Antibiotic combinations that exploit heteroresistance to multiple drugs effectively control infection

抗生素 抗药性 抗生素耐药性 多重耐药 碳青霉烯 生物 微生物学 医学
作者
Victor I. Band,David A. Hufnagel,Siddharth Jaggavarapu,Edgar X. Sherman,Jessie E. Wozniak,Sarah W. Satola,Monica M. Farley,Jesse T. Jacob,Eileen M. Burd,David S. Weiss
出处
期刊:Nature microbiology 卷期号:4 (10): 1627-1635 被引量:124
标识
DOI:10.1038/s41564-019-0480-z
摘要

Antibiotic-resistant bacteria are a significant threat to human health, with one estimate suggesting they will cause 10 million worldwide deaths per year by 2050, surpassing deaths due to cancer1. Because new antibiotic development can take a decade or longer, it is imperative to effectively use currently available drugs. Antibiotic combination therapy offers promise for treating highly resistant bacterial infections, but the factors governing the sporadic efficacy of such regimens have remained unclear. Dogma suggests that antibiotics ineffective as monotherapy can be effective in combination2. Here, using carbapenem-resistant Enterobacteriaceae (CRE) clinical isolates, we reveal the underlying basis for the majority of effective combinations to be heteroresistance. Heteroresistance is a poorly understood mechanism of resistance reported for different classes of antibiotics3–6 in which only a subset of cells are phenotypically resistant7. Within an isolate, the subpopulations resistant to different antibiotics were distinct, and over 88% of CRE isolates exhibited heteroresistance to multiple antibiotics (‘multiple heteroresistance’). Combinations targeting multiple heteroresistance were efficacious, whereas those targeting homogenous resistance were ineffective.
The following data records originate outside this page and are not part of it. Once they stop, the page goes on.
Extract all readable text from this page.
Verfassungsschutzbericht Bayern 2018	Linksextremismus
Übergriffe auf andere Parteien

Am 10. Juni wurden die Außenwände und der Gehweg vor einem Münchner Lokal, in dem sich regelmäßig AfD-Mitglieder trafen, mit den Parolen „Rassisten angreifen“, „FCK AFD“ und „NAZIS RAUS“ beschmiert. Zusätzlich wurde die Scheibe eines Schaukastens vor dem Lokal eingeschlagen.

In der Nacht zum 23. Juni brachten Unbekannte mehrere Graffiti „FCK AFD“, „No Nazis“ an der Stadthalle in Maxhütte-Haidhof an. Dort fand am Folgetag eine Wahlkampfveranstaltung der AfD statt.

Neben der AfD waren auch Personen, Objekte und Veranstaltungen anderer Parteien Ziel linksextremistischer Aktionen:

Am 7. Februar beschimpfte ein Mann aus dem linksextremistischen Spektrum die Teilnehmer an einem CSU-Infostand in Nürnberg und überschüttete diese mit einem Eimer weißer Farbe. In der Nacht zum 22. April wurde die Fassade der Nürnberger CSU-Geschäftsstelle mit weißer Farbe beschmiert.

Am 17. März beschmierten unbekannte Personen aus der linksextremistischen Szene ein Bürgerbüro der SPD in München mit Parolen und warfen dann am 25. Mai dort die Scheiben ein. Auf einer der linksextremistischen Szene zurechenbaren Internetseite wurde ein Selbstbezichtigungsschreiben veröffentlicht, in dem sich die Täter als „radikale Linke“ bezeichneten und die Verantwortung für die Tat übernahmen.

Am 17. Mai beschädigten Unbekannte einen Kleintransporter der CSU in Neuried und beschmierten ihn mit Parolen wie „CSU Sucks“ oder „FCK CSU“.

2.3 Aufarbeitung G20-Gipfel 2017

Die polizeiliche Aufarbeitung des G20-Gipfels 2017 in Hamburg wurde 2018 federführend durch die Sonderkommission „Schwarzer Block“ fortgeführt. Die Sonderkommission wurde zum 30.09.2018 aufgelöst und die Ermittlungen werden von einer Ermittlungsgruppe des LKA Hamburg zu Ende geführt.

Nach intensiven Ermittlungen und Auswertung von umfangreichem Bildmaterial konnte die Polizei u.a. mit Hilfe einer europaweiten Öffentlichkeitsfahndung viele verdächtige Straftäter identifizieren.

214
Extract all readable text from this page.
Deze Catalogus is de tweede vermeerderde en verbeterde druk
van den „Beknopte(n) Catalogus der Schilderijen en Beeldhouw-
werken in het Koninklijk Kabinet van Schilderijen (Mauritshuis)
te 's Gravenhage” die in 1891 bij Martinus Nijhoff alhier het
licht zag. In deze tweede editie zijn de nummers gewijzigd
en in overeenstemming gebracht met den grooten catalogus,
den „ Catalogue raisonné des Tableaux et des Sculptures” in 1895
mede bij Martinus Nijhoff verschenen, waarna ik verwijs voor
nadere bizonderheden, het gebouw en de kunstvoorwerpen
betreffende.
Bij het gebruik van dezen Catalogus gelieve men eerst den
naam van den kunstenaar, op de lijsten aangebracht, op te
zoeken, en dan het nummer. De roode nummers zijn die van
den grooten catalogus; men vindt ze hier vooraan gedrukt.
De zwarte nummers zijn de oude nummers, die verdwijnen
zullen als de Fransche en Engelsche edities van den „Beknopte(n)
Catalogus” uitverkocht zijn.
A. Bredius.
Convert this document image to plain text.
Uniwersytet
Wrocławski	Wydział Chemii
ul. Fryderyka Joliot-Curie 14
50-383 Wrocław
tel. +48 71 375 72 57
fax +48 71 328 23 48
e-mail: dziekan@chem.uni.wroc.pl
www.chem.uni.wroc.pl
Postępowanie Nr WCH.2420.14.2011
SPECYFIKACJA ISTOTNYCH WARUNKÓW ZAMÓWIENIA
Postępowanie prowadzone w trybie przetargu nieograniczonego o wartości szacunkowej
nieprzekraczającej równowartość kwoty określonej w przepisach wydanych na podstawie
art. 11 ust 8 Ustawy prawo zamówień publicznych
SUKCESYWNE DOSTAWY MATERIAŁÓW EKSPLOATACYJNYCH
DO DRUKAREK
Two pan-resistant Klebsiella isolates were eradicated by combinations targeting multiple heteroresistance, highlighting a rational strategy to identify effective combinations that employs existing antibiotics and could be clinically implemented immediately. Heteroresistance to multiple antibiotics is prevalent across carbapenem-resistant Enterobacteriaceae clinical isolates, but drug combinations that exploit multiple heteroresistance can be used to effectively treat multidrug-resistant infections.